そうしたことを述べ、裁判所には、同性愛を精神病とする誤った科学的医学的知見を信奉するかのように、同性婚を想定外をし続けることなく,変化を踏まえて憲法を解釈し、判断してほしいと訴えました。
(詳しくは、こちらをご覧ください。)
・60人以上の傍聴希望者が集まり、抽選となりました(今回は51人が当選しました)。抽選に外れた方には、弁護士会館内のホールでお待ちいただきました。
次回予定:
2022年2月10日(木)14時00分から(第7回口頭弁論) 福岡地方裁判所第101号法廷
原告側からさらに追加の法的な主張が記載された書面を提出する予定です。
期日報告会
・福岡県弁護士会館2階大ホールに、60人以上の方々にお集まりいただきました。
・原告まさひろさん、原告こうすけさん、原告こうぞうさん、原告ゆうたさん、弁護団共同代表の石井弁護士、森弁護士が壇上にあがり報告をしました。
・会場からも質問や意見が次々とあがりました。
「国は、『婚姻を認める範囲は民主的プロセスに委ねるべき』とあるがどうなのか」
「政治、はやくなんとかしてほしい」
「原告ミコさんから具体的な不利益、心配事を聞いて、そうなのかなるほど思って聞いた。困りごとをよりわかりやすく伝えていきたい」
【本日の裁判のくわしい内容】
原告側提出
〇原告ら第14準備書面
外国人が被害者である場合には、相互の保証があるときに限って国家賠償法が適用されます(国賠法6条)
前回、被告から保証があるかを問う書面(被告第3準備書面)が提出されたので、保証があることを裏付ける証拠や主張の書面を出しました。(※プライバシー保護の関係上call4には掲載していません)
国会と法務大臣が立法を怠っていることを国内外の動向を紹介してさらに主張しています。地方自治体パートナーシップ制度が10月11日時点で130自治体を超えて人口カバー率が4割を超えたこと、自民党総裁選でも同性婚の法制化が争点になったことを書いています(衆院選については次回提出予定です)
同性愛に対する医学的、科学的知見はすっかり変わり、社会も変化しているので、憲法解釈もそのことを踏まえて行うべきとの主張をしています。今回の森あい弁護士による代理人意見陳述もこの書面の内容に基づき、行いました。
(昔の知見)
・同性愛は精神病として扱われていました
・日本の著明な民法学者の見解
「学問を妻とするとか、書籍を配偶者とするとかいふのが一片の比喩に過ぎなく、真の婚姻意思とは見られないのと全く同様に、同性間の婚姻といふ如きことが婚姻的法律要件として否認されなければならない」(1942年中川善之助。戦後1958年にも同様の記述あり。)

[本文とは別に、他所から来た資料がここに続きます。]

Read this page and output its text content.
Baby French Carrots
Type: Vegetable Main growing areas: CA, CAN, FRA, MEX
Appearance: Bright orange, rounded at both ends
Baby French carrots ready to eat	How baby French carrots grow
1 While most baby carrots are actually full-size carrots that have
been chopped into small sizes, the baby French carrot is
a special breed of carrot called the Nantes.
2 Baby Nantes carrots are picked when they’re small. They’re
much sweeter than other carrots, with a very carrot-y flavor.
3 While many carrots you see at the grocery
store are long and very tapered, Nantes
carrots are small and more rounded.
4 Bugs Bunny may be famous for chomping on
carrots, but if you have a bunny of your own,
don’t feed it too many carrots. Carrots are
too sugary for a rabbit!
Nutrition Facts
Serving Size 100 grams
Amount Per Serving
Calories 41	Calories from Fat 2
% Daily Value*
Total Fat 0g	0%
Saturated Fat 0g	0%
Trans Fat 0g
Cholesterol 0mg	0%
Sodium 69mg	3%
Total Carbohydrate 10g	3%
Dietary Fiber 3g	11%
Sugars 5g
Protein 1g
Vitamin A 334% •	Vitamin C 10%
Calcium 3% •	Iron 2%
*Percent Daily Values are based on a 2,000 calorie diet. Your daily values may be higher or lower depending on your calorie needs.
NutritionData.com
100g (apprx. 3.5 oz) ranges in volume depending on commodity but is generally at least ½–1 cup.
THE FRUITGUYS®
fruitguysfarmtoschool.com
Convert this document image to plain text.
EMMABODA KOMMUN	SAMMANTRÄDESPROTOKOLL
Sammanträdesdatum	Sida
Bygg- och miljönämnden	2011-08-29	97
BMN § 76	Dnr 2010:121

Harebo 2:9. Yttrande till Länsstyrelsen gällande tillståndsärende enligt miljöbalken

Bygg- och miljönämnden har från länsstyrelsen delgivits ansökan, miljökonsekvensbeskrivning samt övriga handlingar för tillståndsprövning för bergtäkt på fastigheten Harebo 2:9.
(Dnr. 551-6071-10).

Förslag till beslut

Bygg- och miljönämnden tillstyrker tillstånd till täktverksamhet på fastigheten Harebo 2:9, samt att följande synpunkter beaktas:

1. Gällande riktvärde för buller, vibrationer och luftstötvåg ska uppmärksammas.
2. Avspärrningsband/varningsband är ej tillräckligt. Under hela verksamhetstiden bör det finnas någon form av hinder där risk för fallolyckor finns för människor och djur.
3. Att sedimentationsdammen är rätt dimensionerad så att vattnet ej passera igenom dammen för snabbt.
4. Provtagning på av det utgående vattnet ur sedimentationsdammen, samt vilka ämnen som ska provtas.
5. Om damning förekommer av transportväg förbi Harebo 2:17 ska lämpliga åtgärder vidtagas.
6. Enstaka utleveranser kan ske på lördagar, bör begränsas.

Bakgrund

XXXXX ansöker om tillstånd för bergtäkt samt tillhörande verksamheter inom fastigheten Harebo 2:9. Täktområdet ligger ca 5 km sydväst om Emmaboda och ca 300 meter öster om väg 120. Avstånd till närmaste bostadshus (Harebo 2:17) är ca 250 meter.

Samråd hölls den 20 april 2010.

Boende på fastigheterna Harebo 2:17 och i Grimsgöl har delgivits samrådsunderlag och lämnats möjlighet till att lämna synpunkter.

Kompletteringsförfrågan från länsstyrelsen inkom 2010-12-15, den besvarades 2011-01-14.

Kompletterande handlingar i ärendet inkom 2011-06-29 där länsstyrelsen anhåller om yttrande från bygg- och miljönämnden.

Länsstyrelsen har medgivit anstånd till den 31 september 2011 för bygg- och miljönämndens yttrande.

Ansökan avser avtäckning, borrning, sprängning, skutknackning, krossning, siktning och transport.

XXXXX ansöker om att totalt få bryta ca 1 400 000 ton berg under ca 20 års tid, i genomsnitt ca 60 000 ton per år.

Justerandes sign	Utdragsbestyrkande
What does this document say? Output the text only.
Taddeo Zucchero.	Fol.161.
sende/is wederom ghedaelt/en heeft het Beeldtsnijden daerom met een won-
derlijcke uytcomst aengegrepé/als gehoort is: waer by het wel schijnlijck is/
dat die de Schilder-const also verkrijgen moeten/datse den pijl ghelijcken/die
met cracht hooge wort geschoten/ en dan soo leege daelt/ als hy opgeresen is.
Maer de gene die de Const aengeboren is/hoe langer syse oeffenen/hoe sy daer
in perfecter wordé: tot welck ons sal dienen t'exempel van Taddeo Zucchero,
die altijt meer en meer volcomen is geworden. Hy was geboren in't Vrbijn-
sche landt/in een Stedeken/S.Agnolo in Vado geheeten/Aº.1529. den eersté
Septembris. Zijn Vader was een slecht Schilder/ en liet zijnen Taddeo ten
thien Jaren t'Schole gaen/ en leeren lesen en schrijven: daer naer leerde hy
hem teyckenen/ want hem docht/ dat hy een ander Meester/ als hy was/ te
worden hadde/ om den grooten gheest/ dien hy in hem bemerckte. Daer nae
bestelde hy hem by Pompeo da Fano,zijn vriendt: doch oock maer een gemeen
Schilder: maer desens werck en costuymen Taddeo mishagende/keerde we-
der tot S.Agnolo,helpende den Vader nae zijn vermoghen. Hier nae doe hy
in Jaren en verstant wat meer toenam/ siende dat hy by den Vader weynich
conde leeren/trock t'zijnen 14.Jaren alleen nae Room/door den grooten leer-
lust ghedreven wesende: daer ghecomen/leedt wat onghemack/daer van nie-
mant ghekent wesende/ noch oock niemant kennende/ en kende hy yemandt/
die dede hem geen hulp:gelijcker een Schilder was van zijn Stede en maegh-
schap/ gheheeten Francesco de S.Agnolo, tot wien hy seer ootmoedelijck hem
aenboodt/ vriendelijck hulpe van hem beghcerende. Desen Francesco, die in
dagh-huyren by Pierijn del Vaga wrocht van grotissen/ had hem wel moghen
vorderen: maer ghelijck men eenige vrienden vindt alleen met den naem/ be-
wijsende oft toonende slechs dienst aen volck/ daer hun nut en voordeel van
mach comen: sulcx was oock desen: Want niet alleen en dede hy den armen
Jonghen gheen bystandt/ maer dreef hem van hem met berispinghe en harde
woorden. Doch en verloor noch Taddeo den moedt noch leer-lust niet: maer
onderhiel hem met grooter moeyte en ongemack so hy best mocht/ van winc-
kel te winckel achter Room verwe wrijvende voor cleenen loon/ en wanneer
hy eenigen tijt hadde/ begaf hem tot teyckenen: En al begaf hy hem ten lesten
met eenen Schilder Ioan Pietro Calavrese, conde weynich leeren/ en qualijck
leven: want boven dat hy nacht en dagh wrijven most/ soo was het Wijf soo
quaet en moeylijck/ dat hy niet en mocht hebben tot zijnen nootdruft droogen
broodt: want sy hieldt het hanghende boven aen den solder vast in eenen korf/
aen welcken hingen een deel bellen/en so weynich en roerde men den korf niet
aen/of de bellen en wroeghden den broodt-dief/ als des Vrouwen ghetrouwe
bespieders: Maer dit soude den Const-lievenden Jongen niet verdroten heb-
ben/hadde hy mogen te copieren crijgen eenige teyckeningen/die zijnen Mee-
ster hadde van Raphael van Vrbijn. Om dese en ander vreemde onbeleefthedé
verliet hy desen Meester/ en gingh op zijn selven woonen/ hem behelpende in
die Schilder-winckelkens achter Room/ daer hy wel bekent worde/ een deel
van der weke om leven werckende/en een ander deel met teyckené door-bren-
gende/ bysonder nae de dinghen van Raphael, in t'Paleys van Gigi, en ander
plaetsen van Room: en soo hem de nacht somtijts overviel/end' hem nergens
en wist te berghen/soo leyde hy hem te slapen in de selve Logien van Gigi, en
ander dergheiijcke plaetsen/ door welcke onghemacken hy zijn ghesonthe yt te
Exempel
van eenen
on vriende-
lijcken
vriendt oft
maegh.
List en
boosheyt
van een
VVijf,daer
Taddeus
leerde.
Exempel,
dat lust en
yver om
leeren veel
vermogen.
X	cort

・文部省「生徒の問題行動に関する基礎資料」(1985)
「IV 性非行
この同性愛は、アメリカなどでの市民権獲得の運動もみられるが、一般的に言って健全な異性愛の発達を阻害するおそれがあり、また社会的にも、健全な社会道徳に反し、性の秩序を乱す行為となり得るもので、現代社会にあっても是認されるものではないであろう。」
↓
(現在の知見)
・1992年 世界保健機構(WHO)が「同性愛」の分類名を削除した国際疾病分類(ICD-10)を発刊。
「性的指向それ自体は障害とみなされない」
・1995年 厚生省がWHOのこのICD-10を採用。日本精神神経学会も、学会としてこれを尊重することを明らかに。
↓
同性愛を精神病とする誤った科学的、医学的知見は、国によっても、学会によっても、完全に否定されました。そして、国、地方自治体、企業の取組み、また、人々の意識も大きく変わりました。
(結論)
この裁判で問題となっている憲法の諸条文(13条、14条1項、24条)の解釈は、これらの変化、とりわけ、同性婚を想定外としてきた科学的、医学的根拠が完全にその正当性を失ったことを考慮してなされなければなりません。
国は、異性婚を定め、同性婚を定めない民法及び戸籍法の規定が、憲法に違反しないとして、次の4点の理由から反論しています
①憲法24条1項が「両性」と規定しているため、本件規定は憲法24条に違反しない
②憲法13条は、同性婚という法制度の創設を国家に求める権利まで保障するものではない
③憲法24条が異性のみを対象としているため、差異が生じるのは当然で、本件規定は憲法14条に違反しない
④同性婚を認めるかどうかは立法府に広範な裁量があるため、立法措置をとっていないことは憲法14条に違反しない
「婚姻を認める範囲は民主的プロセスに委ねるべき」
「同性と結婚できないという事態は間接的な結果にすぎない」
「具体的な法制度で認められていない」
「婚姻は生殖と子の養育を目的とする制度」
「同性間の人的結合には異性間と同視しうる社会的な承認が存在しない」
→ 原告側からまた再反論します。再反論は、次回の裁判で提出予定です。